Analysts at Jefferies upgraded their recommendation for shares of Tesco and Morrisons on Monday from 'hold' to 'buy', explaining that the pound has rallied against the dollar by well above 10% over the past year, while discount supermarkets' new store applications have fallen 25% in the past 2 years.

The analysts believed that after a cautious 15 months the time had come to review their stance on the UK grocery market due to the aforementioned factors and the fact that "wage challenges, whilst ongoing, are on a different scale relative to the position the industry found itself in two years ago."

The analysts added that a margin-focused Tesco, together with Asda's focus on free cash flows, made for a rational competitive backdrop, meaning that "the sector may be rediscovering its low Beta mojo at exactly the time when investors need it most."

Jefferies therefore revised its target price for Tesco up to 250p, while also highlighting the strongly accretive nature of the company’s merger with Booker for its free cash flows over the medium-term.

The above also assuaged the analysts' near-term concerns that investors were being overly optimistic on Tesco's stand-alone prospects.

Indeed, Jefferies analysts expected Tesco’s stand-alone EBIT margin to fall short of the company's 3.5-4% ambition - instead penciling in a margin of 3.3%.

 

Abcam's latest set of half-year figures revealed the company was growing at twice the industry rate, but with the shares up by 26% since Berenberg started coverage of the shares in June 2017, the German broker decided to downgrade its stance on the stock from 'buy' to 'hold', citig their valuation.

On the upside, Berenberg noted strong growth for the immuno-assay manufacturer in China and in Europe, Middle East&Africa.

 

Furthermore, the recent acquisition of Spring Bio was expecetd to add marginally to top-line growth in fiscal years 2018 and 2019, while the company's effective tax rate would decline from 21% to 19%.

But foreign exchange headwinds would knock-off about 2.5 percentage points from the company's rate of growth in sales and operating expenditures might come in between 1% and 2% higher than previously estimated, Berenberg said as it trimmed its target price from 1,240p to 1,230p.

 

Analysts at Berenberg marked down their target price for Greencore despite the favourable growth prospects for the chilled assembled convenience foods market, especially in the UK.

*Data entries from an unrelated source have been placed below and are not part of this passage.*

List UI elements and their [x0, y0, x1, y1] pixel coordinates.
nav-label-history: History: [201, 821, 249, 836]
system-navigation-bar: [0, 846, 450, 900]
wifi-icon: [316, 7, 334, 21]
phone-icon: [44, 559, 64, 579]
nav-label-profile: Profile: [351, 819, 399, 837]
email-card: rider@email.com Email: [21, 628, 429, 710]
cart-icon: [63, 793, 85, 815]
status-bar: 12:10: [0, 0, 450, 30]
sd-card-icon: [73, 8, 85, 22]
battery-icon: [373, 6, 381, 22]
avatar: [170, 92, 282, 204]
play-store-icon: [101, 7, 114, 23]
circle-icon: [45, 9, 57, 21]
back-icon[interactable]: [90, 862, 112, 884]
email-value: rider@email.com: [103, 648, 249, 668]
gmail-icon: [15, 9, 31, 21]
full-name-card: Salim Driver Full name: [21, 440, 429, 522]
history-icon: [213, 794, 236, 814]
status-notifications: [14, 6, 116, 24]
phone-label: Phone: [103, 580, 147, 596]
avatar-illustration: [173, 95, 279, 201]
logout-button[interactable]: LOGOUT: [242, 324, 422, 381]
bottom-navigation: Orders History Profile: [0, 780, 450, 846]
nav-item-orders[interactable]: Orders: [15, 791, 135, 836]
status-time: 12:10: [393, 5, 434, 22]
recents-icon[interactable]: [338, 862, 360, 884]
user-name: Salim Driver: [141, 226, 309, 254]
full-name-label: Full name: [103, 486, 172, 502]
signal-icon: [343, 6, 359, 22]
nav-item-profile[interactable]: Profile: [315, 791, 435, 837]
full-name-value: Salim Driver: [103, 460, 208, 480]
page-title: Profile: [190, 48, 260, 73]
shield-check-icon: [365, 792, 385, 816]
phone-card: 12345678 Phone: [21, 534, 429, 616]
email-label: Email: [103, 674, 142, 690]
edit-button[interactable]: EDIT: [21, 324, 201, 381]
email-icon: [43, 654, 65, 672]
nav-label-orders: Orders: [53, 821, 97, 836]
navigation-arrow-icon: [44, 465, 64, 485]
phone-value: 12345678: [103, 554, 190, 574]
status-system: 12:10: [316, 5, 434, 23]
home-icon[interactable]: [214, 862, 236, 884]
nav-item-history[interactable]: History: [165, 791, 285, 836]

"In a competitive UK grocery retail market, the chilled cabinet, in general, and private label brands, in particular, are the most dynamic areas seeing the highest levels of growth, innovation and support from the retailers looking to differentiate their offerings in relatively profitable categories," they explained.

The analysts also labeleld the 9.5 times 2019 earnings multiple that Greencore was trading, and sector peer Bakkavor´s 11.5 price-to-earnings multiple, "undemanding".

Despite that, they marked down their target price for the former from 305p to 250p, albeit while keeping their recommendation at a 'buy'.

In the same research note, they initiated coverage of Bakkavor at a 'hold' with a target price of 210p.